Alexander Lindahl ist einigermaßen frustriert über seinen Job bei einem Hamburger Magazin. Als sein Kindheitsfreund Max van Damme ihn kontaktiert und ihm ein attraktives Angebot macht, muss er dann auch nicht lange nachdenken, packt seine Sachen und zieht nach Berlin. Er soll ein Buch über Max‘ Start-up Phoenix schreiben, das unglaubliche Visionen im Bereich der Gentechnik hat. Von Biologie hat Alexander keine Ahnung, aber man möchte die Entwicklungen der breiten Bevölkerung zugänglich machen und da wäre zu viel Fachwissen eher hinderlich. Alexander bekommt unbeschränkten Zugang zu allen Abteilungen, bald schon keimt in ihm jedoch ein ungutes Gefühl auf und nicht nur die Anzahl der seltsamen Unfälle der Mitarbeiter beunruhigt ihn, sondern auch die Tatsache, dass er diffuse Warnungen erhält. Wie weit geht die Genforschung in den Laboren wirklich und was hat es mit dem ominösen Projekt Lazarus auf sich, das scheinbar ganz Berlin in ungeahnte Gefahr bringen wird.

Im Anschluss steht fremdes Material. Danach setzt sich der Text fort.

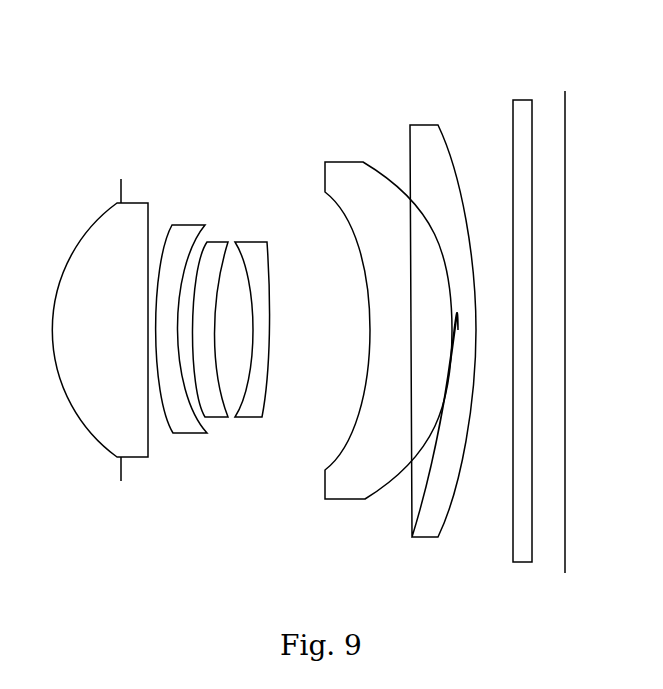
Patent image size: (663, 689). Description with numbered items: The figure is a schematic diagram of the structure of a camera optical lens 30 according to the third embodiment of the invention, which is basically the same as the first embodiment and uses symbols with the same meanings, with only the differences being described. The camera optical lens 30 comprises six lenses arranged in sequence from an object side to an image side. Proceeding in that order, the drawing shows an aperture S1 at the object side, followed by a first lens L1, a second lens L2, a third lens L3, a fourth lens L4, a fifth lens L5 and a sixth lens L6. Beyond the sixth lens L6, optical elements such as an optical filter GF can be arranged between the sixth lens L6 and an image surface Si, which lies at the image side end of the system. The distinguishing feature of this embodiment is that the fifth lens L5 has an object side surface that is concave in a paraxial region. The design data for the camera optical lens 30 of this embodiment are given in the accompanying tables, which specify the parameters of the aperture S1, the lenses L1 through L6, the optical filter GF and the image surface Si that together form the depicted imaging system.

The camera optical lens 30 is at (333, 34).
The aperture S1 is at (113, 316).
The first lens L1 is at (100, 318).
The second lens L2 is at (181, 314).
The third lens L3 is at (210, 317).
The fourth lens L4 is at (252, 317).
The fifth lens L5 is at (388, 316).
The sixth lens L6 is at (443, 319).
The optical filter GF is at (520, 315).
The image surface Si is at (557, 313).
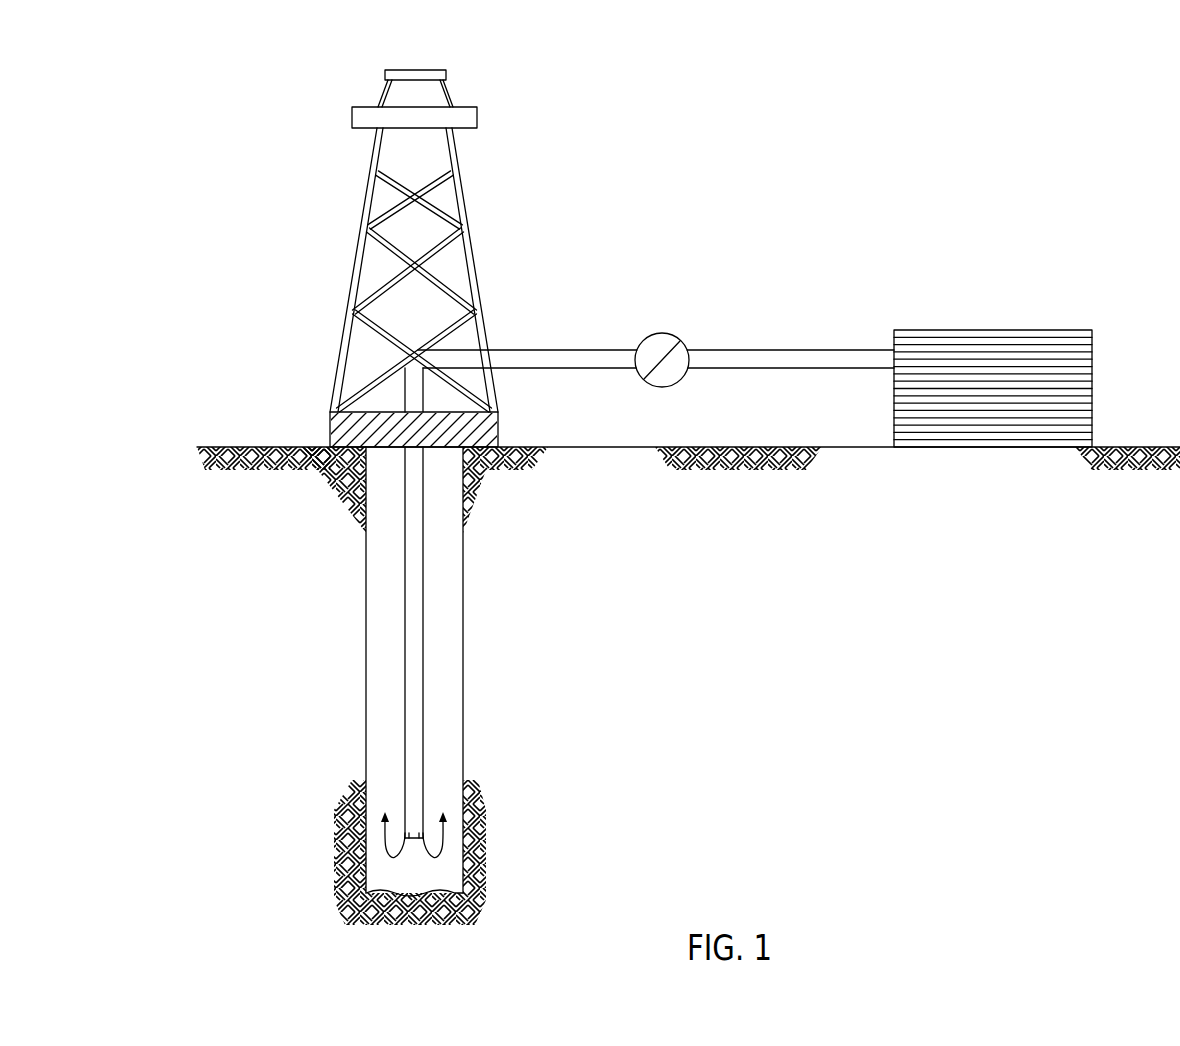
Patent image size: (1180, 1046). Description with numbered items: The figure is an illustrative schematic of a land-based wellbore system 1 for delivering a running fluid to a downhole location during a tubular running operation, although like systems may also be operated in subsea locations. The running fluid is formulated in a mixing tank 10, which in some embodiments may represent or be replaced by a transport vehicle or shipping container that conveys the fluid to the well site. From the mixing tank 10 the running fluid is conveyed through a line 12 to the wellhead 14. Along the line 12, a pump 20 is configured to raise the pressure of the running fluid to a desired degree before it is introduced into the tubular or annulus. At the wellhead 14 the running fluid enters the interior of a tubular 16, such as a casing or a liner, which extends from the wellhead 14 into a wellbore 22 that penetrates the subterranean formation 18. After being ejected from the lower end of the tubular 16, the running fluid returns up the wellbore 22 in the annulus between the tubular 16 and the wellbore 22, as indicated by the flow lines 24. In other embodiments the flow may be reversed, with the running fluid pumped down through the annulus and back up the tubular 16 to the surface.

The system 1 is at (190, 76).
The mixing tank 10 is at (1066, 331).
The line 12 is at (563, 350).
The wellhead 14 is at (330, 432).
The tubular 16 is at (423, 585).
The subterranean formation 18 is at (275, 678).
The pump 20 is at (678, 337).
The wellbore 22 is at (463, 694).
The flow lines 24 is at (366, 833).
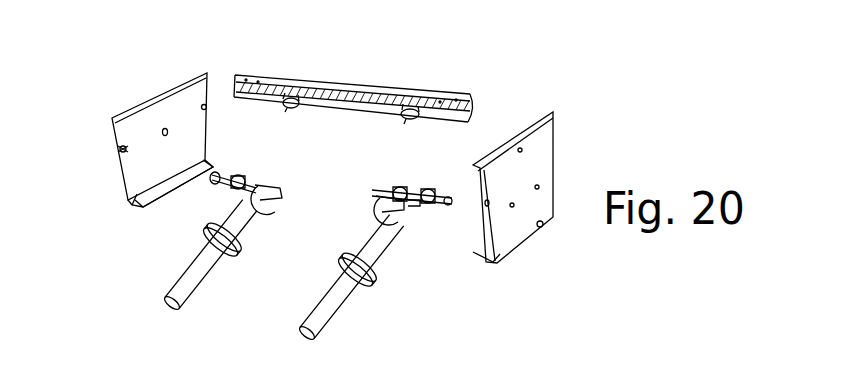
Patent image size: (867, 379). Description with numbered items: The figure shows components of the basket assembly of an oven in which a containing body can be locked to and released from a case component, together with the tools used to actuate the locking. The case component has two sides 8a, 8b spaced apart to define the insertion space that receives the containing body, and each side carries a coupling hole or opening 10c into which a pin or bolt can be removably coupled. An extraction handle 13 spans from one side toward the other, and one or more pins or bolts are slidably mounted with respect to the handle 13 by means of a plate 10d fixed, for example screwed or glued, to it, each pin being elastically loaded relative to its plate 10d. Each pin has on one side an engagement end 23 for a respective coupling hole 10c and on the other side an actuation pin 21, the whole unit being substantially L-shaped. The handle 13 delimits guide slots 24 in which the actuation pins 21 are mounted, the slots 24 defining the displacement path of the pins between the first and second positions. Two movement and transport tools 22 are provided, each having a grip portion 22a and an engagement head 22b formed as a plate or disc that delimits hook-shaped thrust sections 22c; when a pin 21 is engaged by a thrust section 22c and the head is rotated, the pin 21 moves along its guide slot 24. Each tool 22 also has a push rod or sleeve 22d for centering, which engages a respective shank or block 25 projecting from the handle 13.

The side of the case component 8a is at (520, 225).
The side of the case component 8b is at (147, 102).
The coupling hole or opening 10c is at (120, 149).
The plate 10d is at (428, 188).
The extraction handle 13 is at (307, 80).
The actuation pin 21 is at (387, 197).
The movement and transport tool 22 is at (382, 283).
The grip portion 22a is at (218, 273).
The engagement head 22b is at (408, 228).
The thrust section 22c is at (425, 191).
The push rod or sleeve for centering or positioning 22d is at (274, 191).
The engagement end 23 is at (197, 184).
The guide slot 24 is at (408, 110).
The shank or block 25 is at (290, 105).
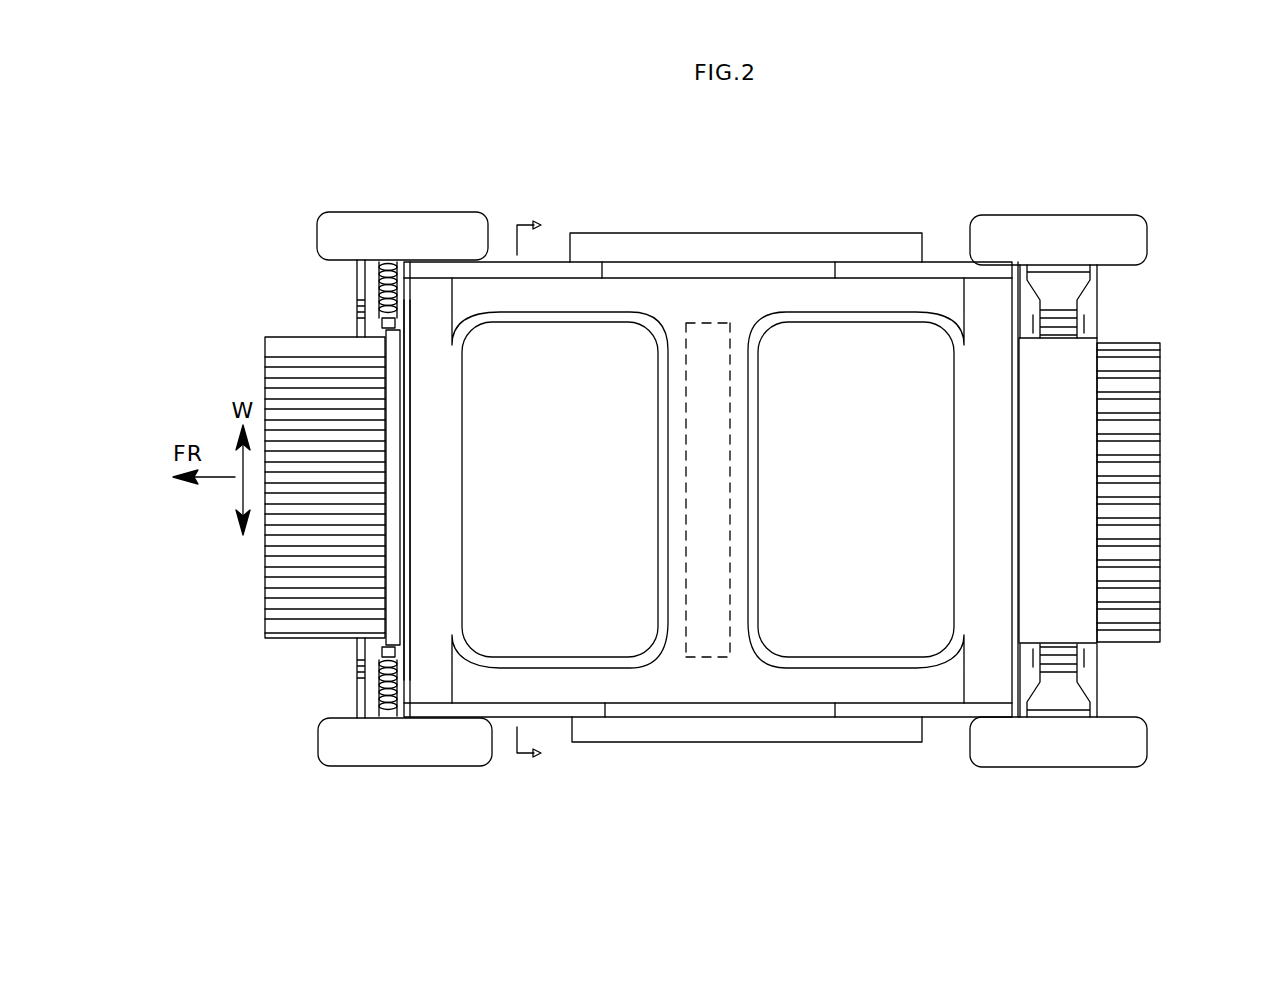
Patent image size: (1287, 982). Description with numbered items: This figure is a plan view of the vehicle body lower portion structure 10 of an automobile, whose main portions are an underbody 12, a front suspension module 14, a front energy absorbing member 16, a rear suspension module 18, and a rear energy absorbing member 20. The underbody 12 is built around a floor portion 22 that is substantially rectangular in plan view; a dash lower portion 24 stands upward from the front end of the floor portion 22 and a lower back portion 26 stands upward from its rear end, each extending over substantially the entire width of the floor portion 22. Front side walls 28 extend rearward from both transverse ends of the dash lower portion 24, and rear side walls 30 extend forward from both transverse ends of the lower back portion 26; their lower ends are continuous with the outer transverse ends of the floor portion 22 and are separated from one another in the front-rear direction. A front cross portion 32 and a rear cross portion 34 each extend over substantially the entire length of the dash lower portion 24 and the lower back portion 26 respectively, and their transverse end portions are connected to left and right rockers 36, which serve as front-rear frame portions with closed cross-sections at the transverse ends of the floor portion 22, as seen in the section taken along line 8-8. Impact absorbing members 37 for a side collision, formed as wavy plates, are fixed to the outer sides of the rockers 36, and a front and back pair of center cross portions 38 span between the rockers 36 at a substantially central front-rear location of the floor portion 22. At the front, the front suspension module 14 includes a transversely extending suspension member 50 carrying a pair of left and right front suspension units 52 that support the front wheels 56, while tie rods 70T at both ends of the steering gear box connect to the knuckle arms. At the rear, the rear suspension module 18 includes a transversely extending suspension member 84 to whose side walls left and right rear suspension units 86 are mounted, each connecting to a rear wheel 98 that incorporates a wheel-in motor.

The section line 8 is at (540, 489).
The vehicle body lower portion structure 10 is at (950, 176).
The underbody 12 is at (944, 730).
The front suspension module 14 is at (395, 574).
The front energy absorbing member 16 is at (258, 330).
The rear suspension module 18 is at (1088, 620).
The rear energy absorbing member 20 is at (1172, 556).
The floor portion 22 is at (790, 640).
The dash lower portion 24 is at (410, 540).
The lower back portion 26 is at (906, 515).
The front side walls 28 is at (585, 268).
The rear side walls 30 is at (873, 270).
The front cross portion 32 is at (440, 420).
The rear cross portion 34 is at (975, 510).
The rockers 36 is at (685, 293).
The impact absorbing members 37 is at (795, 246).
The center cross portions 38 is at (683, 428).
The suspension member 50 is at (395, 483).
The front suspension units 52 is at (374, 266).
The front wheels 56 is at (441, 226).
The tie rods 70T is at (358, 274).
The suspension member 84 is at (1083, 350).
The rear suspension units 86 is at (1108, 296).
The rear wheel 98 is at (1133, 228).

I.L. Callis hat mit dem Thriller „Das Alphabet der Schöpfung“ ein medizinisch-technisch hochaktuelles Thema literarisch umgesetzt, das vor allem durch die ethisch-moralischen Fragen, die eng damit verknüpft sind, besticht. Wie weit darf die Forschung gehen, wer kann den Wissenschaftlern Grenzen setzen, was geschieht in den geheimen Laboren dieser Welt und welche Gefahr geht von ihr Forschung für uns alle aus? Vieles davon wird in dem Thriller angesprochen und regt damit auch entschieden zum Nachdenken über das Buch hinaus an.

Die Handlung dreht sich im Wesentlichen um den jungen Journalisten, der aufgrund der langjährigen Freundschaft zu dem Inhaber der Firma schnell in eine Zwickmühle gerät, denn seine journalistische Objektivität ist dadurch in Gefahr. Die Forschung fand ich überzeugend und spannend geschildert, vor allem die Begründung der recht skrupellosen Haltung der Wissenschaftler war schwer zu ertragen, aber in deren Weltsicht glaubwürdig und überzeugend motiviert. Bisweilen fehlte mir jedoch ein wenig der Fokus, da der parallel zur Geschichte um Alexander erzählte Vermisstenfall immer wieder fortgeführt, aber nicht konsequent verfolgt wird, dabei hätte dieser insbesondere ein spannendes Potenzial gehabt. Auch der Protagonist erschien mir an mancher Stelle etwas zu naiv und leichtsinnig, um in seiner Funktion als Reporter zu überzeugen. Das Ende passend zum Genre Action-geladen und explosiv – vielleicht der leichteste Ausweg, aber nicht unbedingt der eleganteste, das Thema hätte sicher noch mehr hergegeben. Trotz der kritischen Punkte ein fesselnder und spannender Thriller mit interessanter Thematik.